Photo by Audrey Del Piccolo. Interview by Julie-Anna George.
Tall Juan is a nice guy who plays rock and roll—that’s it. Like a greaser will always love his bike more than anything else, Tall Juan’s first love is his guitar. He’s a vagabond always on the road—from Buenos Aires to Far Rockaway—Tall Juan is a seemingly lonely boy, expect on stage.
He’s back in NYC and brought with him Joya Nedo, his new EP, a little bijou rockabilly, punk and sun. Listening to him, of course it’s impossible to not think about the Ramones, an unforgettable reference, Juan has the same freshness and a sort of almost naïveté but it’s all his own way of being punk.
On December 17th Tall Juan will play his EP release show at Brooklyn Bazaar. Ahead of the show I spoke to Tall Juan about the new music.
I heard that you’re not living in Rockway anymore, so where are you based now? Always on the road?
After a touring pretty much the whole year, I finally got back to Far Rockaway last month. I’m still there for now.
When you leave the city is there something you miss the most about it?
When I wasn’t here I was missing the diversity of cultures and food New York has, that’s what I love and missed the most.
Tell me about the creative process of the Joya Nevo EP? Are you still playing all the instruments?

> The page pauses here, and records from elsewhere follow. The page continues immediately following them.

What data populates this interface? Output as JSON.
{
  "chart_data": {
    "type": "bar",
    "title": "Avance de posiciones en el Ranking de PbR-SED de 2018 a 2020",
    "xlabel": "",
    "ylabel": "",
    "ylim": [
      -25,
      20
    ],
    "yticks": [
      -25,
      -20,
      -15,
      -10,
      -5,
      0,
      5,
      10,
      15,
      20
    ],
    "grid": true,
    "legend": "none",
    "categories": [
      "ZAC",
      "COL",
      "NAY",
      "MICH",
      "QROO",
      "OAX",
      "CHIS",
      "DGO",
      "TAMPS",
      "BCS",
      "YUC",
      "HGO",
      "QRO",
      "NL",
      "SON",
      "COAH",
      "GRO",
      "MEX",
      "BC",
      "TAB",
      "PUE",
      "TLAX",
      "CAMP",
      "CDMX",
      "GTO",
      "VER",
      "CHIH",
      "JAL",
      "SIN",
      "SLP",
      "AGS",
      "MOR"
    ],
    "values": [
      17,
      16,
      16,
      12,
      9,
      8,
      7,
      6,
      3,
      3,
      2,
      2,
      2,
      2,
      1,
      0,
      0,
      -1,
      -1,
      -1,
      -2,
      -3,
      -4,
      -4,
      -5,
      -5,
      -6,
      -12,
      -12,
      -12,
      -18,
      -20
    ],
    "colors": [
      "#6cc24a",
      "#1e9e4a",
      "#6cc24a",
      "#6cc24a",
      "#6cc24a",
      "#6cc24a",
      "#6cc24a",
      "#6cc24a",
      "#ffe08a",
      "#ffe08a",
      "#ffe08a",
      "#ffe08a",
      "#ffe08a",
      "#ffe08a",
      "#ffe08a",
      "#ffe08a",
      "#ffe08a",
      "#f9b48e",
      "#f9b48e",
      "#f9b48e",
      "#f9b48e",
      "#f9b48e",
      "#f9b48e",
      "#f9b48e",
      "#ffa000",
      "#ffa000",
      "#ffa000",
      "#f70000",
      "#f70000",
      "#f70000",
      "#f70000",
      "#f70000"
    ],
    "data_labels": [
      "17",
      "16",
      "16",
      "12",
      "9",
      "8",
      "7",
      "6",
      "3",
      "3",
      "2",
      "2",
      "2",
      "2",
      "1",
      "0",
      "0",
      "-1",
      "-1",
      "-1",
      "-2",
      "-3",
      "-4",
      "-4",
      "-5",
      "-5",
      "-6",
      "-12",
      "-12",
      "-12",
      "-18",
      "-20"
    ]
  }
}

Joya Nedo is a selection of songs I made out of this six other songs I had recorded for my first album Olden Goldies that just came out in May, and didn’t make it to the album. I just chose the four I liked the most and put them out just now.
The title is Spanish but the songs are in English—was there a conscious effort to relay something?
The title is just an inside joke I have with some friends and family in my hometown neighborhood in Buenos Aires. There’s no reason for it, it’s a non sense decision. The meaning of “Joya Nedo” would be something like “cool” in my neighborhood’s slang.
The promotion video for the EP is quite mysterious—what are you concealing with it?
I just like to do that, since I was a little boy I used to put makeup on while looking into the mirror and getting dressed up. And the phrases are just random ones. There’s not really a connection between them.
How have your influences and inspirations evolved as you’ve continued to create music? Was there anything new you found yourself drawn to while recording this?
When it comes to classifying your music do you have a preferred association? A disdain for one? How do you feel about being qualified as punk or rockabilly?
I would rather not to label it or put it under a Genre. As for the punk or rockabilly thing, I would say that if you listen to songs like “Kaya,” “Take your time,” or “I don’t know what to do” and see if they belong to those music genres, which I don’t think so.